Julie Bishop presents a cheque to 460 RAAF Squadron Association. Back L-R: Graham Reynolds, Neville Johnson, Alan Forbes, John Currie, Clarrie Taylor. Front L-R: Peter Firkins, Julie Bishop, Jack Edwards.

It may have taken 60 years, but a fitting tribute to a Western Australian who was the most highly–decorated Australian in World War II, the late Sir Hughie Edwards, is about to become reality, thanks to the efforts of a group of the hero's former Air Force squadron members.

Led by former 460 Squadron rear gunner and retired Australian military historian, Flying Officer (Ret'd) Peter Firkins, the group has raised funds from private donors, with support from the WA Lotteries Commission, to sculpt and erect a bronze statue honouring the former Fremantle boy.

Mr. Firkins, chairman of the Sir Hughie Edwards VC Foundation, masterminded the fundraising and selection of local sculptor Andrew Kay to give Sir Hughie permanent recognition for his World War II achievements. Julie Bishop presented Mr. Firkins with a cheque for $4,000 from the Federal Government, Department of Veterans' Affairs. The grant is part of the Regional War Memorials Project of the Their Service – Our Heritage program.

'Despite being the most highly decorated Australian in World War II, his bravery and great contribution to helping maintain our freedoms have gone largely unrecognised in his home State of Western Australia, he was a Fremantle boy from a poor family who went on to incredible achievement and we believe he deserved proper recognition for his deeds, but more importantly as a fitting role model for our younger generation,' Mr. Firkins said.
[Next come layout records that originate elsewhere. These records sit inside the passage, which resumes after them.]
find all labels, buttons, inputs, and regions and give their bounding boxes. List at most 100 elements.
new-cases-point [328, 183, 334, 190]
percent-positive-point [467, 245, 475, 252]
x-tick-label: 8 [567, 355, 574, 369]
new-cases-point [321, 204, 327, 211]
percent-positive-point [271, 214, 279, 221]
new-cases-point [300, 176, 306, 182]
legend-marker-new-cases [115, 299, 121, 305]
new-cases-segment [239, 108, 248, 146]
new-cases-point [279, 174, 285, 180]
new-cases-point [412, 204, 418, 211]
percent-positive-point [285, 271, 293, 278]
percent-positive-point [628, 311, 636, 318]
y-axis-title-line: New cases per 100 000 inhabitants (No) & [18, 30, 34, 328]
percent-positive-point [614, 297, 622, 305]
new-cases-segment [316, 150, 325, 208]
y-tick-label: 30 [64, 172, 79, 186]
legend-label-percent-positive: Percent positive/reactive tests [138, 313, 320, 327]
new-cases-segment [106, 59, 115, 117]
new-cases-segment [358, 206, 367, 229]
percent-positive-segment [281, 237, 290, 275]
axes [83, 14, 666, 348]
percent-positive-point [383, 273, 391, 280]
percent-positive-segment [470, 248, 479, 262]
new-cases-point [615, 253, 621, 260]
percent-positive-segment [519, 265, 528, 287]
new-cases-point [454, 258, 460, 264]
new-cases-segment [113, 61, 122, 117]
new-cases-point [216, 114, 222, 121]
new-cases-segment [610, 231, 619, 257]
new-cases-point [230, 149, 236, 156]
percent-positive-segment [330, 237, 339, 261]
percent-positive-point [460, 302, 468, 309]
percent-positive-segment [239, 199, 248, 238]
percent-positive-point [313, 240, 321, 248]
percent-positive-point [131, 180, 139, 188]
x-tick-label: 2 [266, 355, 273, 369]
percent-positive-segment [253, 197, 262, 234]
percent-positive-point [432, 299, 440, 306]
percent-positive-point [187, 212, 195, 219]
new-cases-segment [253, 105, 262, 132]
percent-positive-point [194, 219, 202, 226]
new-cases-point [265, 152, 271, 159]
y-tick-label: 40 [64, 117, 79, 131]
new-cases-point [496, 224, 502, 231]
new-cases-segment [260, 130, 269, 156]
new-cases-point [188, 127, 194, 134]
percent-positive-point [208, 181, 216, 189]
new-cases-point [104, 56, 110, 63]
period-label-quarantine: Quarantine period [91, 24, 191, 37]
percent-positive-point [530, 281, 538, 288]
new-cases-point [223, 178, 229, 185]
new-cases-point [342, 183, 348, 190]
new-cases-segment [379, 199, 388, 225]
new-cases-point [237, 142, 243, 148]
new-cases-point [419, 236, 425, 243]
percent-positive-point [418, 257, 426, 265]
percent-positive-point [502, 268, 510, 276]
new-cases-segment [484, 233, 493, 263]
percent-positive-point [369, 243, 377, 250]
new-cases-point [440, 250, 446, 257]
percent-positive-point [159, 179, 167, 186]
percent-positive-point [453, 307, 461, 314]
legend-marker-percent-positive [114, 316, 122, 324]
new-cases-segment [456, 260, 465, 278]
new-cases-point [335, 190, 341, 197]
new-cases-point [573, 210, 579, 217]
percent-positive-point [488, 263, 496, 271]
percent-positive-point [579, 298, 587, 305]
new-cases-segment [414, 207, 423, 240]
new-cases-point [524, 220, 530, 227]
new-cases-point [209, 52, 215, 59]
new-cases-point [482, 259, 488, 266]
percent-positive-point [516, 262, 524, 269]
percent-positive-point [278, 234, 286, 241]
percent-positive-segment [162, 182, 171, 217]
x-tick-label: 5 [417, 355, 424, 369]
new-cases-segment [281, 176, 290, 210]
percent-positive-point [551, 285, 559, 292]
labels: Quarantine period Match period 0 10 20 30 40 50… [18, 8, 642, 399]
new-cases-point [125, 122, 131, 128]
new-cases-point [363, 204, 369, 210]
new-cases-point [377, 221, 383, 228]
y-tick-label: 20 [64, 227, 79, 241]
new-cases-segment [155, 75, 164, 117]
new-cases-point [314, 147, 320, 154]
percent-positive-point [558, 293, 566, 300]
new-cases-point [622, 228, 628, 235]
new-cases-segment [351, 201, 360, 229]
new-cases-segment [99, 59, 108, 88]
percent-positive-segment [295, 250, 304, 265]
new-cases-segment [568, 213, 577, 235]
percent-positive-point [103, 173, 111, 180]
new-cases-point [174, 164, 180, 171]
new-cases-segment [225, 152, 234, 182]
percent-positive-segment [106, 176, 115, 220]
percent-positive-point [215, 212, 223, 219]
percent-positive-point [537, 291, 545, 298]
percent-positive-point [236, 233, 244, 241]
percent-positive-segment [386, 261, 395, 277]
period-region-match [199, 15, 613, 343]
Raised and educated in White Gum Valley and Fremantle as the son of a Welsh immigrant working class family, Sir Hughie's bravery, skill, gallantry and leadership led to him receiving the Victoria Cross, Distinguished Service Order and Distinguished Flying Cross Before he commanded Binbrook, the jome of 460 squadron.

Sir Hughie Edwards VC statue unveiling at Fremantle, WA 2002. WA President 460 Squadron, Jerry Bateman, DFC, salutes his wartime station commander.

Sir Hughie served as Governor of WA for a brief period in 1974 before ill health forced him to retire. He died in 1982.

The sculpture, a life–size figure showing Sir Hughie in his pilot's uniform looking skyward and awaiting for the remainder of his squadron to arrive back from death–defying bombing raids over Europe, will be erected in Kings Square, near the Fremantle Town Hall.

Mr Kay said that his research revealed Edwards' tremendous consideration and care for those he served with throughout his career.

'He preferred to be involved in combat missions, in which he had a dogged determination to see it through no matter what the odds, over safer administration roles,' Mr. Kay said.

One of the ironies of Sir Hughie's achievements is that he was an average pilot.

Arthur Hoyle, in his book Sir Hughie Edwards, said: 'As a pilot Hughie was certainly below average, as was demonstrated by the quite large number of aircraft which he damaged or destroyed. He always had some difficulty landing, especially heavy bombers'.